Qui entra in gioco il mondo della regolamentazione e della sorveglianza on-chain. La trasparenza radicale di bitcoin permette alle società di analisi (le classiche Chainalysis & co.) di associare certi UTXO a indirizzi collegati, con vari gradi di probabilità, a reati, truffe, ransomware, mercati neri, sanzioni internazionali, e così via 🔍.
Ora, immagina una banca centrale, un fondo pensione o una grande azienda che vuole accumulare bitcoin in bilancio come riserva strategica. Dal loro punto di vista, avere UTXO appena creati dalla rete, con zero passaggi alle spalle, è comodo a livello di documentazione: niente discussioni su possibili “taint”, niente rischi reputazionali se un domani un regolatore decide di prendersela con certi flussi storici. Per loro, pagare un 2–10% in più per eliminare frizioni legali può avere senso 📈.
Il nodo della fungibilità: è davvero un problema per bitcoin?

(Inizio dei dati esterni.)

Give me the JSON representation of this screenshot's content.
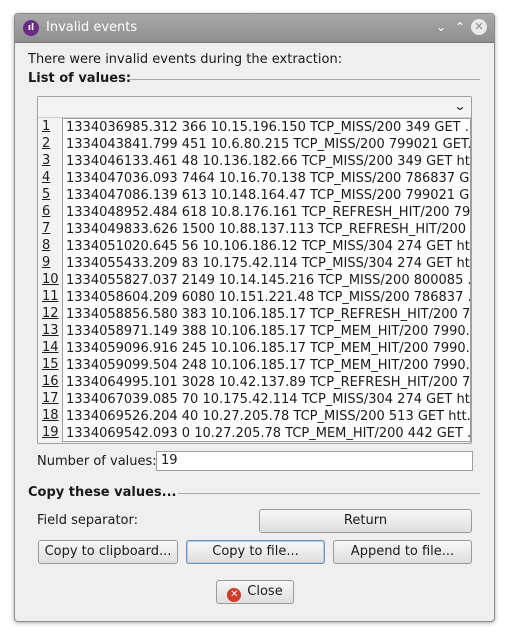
{
  "window": {
    "title": "Invalid events"
  },
  "intro": "There were invalid events during the extraction:",
  "list_section": {
    "title": "List of values:",
    "row_numbers": [
      "1",
      "2",
      "3",
      "4",
      "5",
      "6",
      "7",
      "8",
      "9",
      "10",
      "11",
      "12",
      "13",
      "14",
      "15",
      "16",
      "17",
      "18",
      "19"
    ],
    "lines": [
      "1334036985.312 366 10.15.196.150 TCP_MISS/200 349 GET ...",
      "1334043841.799 451 10.6.80.215 TCP_MISS/200 799021 GET...",
      "1334046133.461 48 10.136.182.66 TCP_MISS/200 349 GET ht...",
      "1334047036.093 7464 10.16.70.138 TCP_MISS/200 786837 G...",
      "1334047086.139 613 10.148.164.47 TCP_MISS/200 799021 G...",
      "1334048952.484 618 10.8.176.161 TCP_REFRESH_HIT/200 79...",
      "1334049833.626 1500 10.88.137.113 TCP_REFRESH_HIT/200 ...",
      "1334051020.645 56 10.106.186.12 TCP_MISS/304 274 GET htt...",
      "1334055433.209 83 10.175.42.114 TCP_MISS/304 274 GET htt...",
      "1334055827.037 2149 10.14.145.216 TCP_MISS/200 800085 ...",
      "1334058604.209 6080 10.151.221.48 TCP_MISS/200 786837 ...",
      "1334058856.580 383 10.106.185.17 TCP_REFRESH_HIT/200 7...",
      "1334058971.149 388 10.106.185.17 TCP_MEM_HIT/200 7990...",
      "1334059096.916 245 10.106.185.17 TCP_MEM_HIT/200 7990...",
      "1334059099.504 248 10.106.185.17 TCP_MEM_HIT/200 7990...",
      "1334064995.101 3028 10.42.137.89 TCP_REFRESH_HIT/200 7...",
      "1334067039.085 70 10.175.42.114 TCP_MISS/304 274 GET htt...",
      "1334069526.204 40 10.27.205.78 TCP_MISS/200 513 GET htt...",
      "1334069542.093 0 10.27.205.78 TCP_MEM_HIT/200 442 GET ..."
    ]
  },
  "number_of_values": {
    "label": "Number of values:",
    "value": "19"
  },
  "copy_section": {
    "title": "Copy these values...",
    "separator_label": "Field separator:",
    "separator_value": "Return",
    "copy_clipboard": "Copy to clipboard...",
    "copy_file": "Copy to file...",
    "append_file": "Append to file..."
  },
  "close_button": "Close",
  "colors": {
    "titlebar": "#9b9b9b",
    "accent": "#6b2a86",
    "close_red": "#d23a2c"
  }
}
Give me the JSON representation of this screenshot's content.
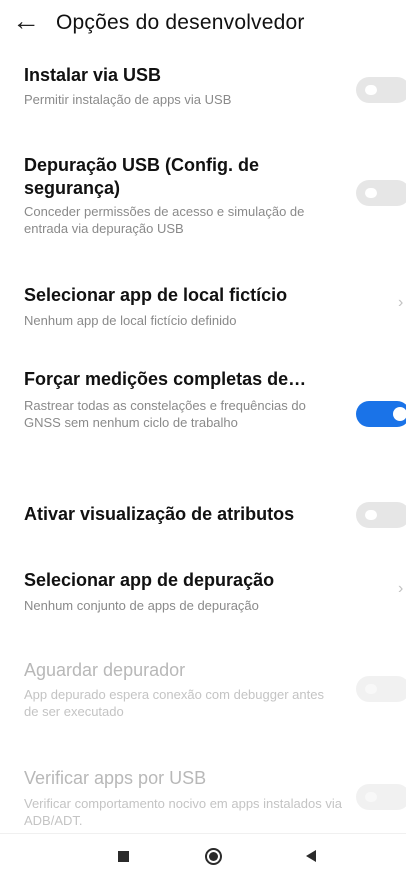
{
  "header": {
    "back_icon": "←",
    "title": "Opções do desenvolvedor"
  },
  "items": [
    {
      "title": "Instalar via USB",
      "subtitle": "Permitir instalação de apps via USB",
      "control": "toggle",
      "on": false,
      "enabled": true
    },
    {
      "title": "Depuração USB (Config. de segurança)",
      "subtitle": "Conceder permissões de acesso e simulação de entrada via depuração USB",
      "control": "toggle",
      "on": false,
      "enabled": true
    },
    {
      "title": "Selecionar app de local fictício",
      "subtitle": "Nenhum app de local fictício definido",
      "control": "chevron",
      "enabled": true
    },
    {
      "title": "Forçar medições completas de…",
      "subtitle": "Rastrear todas as constelações e frequências do GNSS sem nenhum ciclo de trabalho",
      "control": "toggle",
      "on": true,
      "enabled": true
    },
    {
      "title": "Ativar visualização de atributos",
      "subtitle": "",
      "control": "toggle",
      "on": false,
      "enabled": true
    },
    {
      "title": "Selecionar app de depuração",
      "subtitle": "Nenhum conjunto de apps de depuração",
      "control": "chevron",
      "enabled": true
    },
    {
      "title": "Aguardar depurador",
      "subtitle": "App depurado espera conexão com debugger antes de ser executado",
      "control": "toggle",
      "on": false,
      "enabled": false
    },
    {
      "title": "Verificar apps por USB",
      "subtitle": "Verificar comportamento nocivo em apps instalados via ADB/ADT.",
      "control": "toggle",
      "on": false,
      "enabled": false
    }
  ],
  "chevron_glyph": "›",
  "navbar": {
    "icons": [
      "recents-square-icon",
      "home-circle-icon",
      "back-triangle-icon"
    ]
  },
  "colors": {
    "accent": "#1a73e8",
    "toggle_off": "#e6e6e6",
    "subtitle": "#8a8a8a",
    "disabled_text": "#b8b8b8"
  }
}
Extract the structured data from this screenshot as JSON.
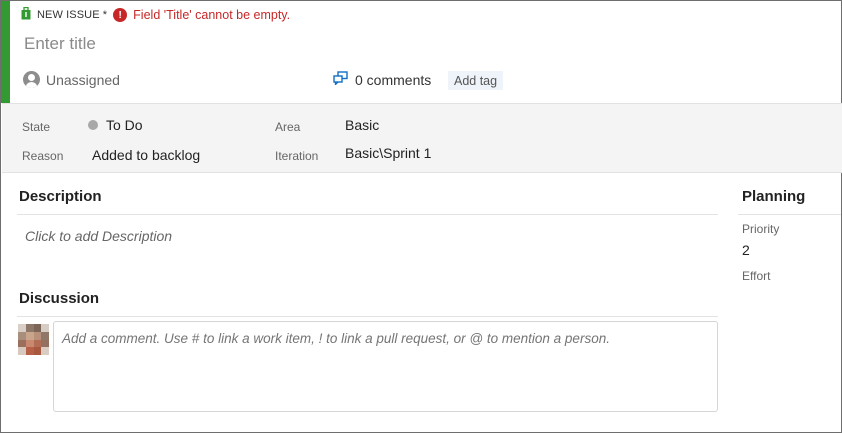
{
  "header": {
    "type_label": "NEW ISSUE *",
    "error_text": "Field 'Title' cannot be empty.",
    "accent_color": "#339933",
    "error_color": "#c62828",
    "title_placeholder": "Enter title",
    "title_value": "",
    "assignee": "Unassigned",
    "comments": "0 comments",
    "add_tag": "Add tag"
  },
  "fields": {
    "state_label": "State",
    "state_value": "To Do",
    "reason_label": "Reason",
    "reason_value": "Added to backlog",
    "area_label": "Area",
    "area_value": "Basic",
    "iteration_label": "Iteration",
    "iteration_value": "Basic\\Sprint 1"
  },
  "description": {
    "title": "Description",
    "placeholder": "Click to add Description"
  },
  "discussion": {
    "title": "Discussion",
    "placeholder": "Add a comment. Use # to link a work item, ! to link a pull request, or @ to mention a person."
  },
  "planning": {
    "title": "Planning",
    "priority_label": "Priority",
    "priority_value": "2",
    "effort_label": "Effort",
    "effort_value": ""
  },
  "icons": {
    "work_item_type": "issue-icon",
    "error": "error-icon",
    "assignee": "user-placeholder-icon",
    "comments": "comments-icon",
    "state_dot": "state-dot-icon"
  }
}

Qui arriva la domanda grossa: se alcuni bitcoin vengono trattati come “più puliti” (e quindi più costosi) e altri come “sospetti” (e quindi scontati o addirittura rifiutati da certi intermediari), allora bitcoin non è più fungibile? In teoria fungibile significa che ogni unità di un bene è indistinguibile e perfettamente sostituibile con un’altra. Come una moneta da 1 euro rispetto a un’altra: chi la riceve non sta lì a chiedersi la storia di quella specifica moneta 🪙.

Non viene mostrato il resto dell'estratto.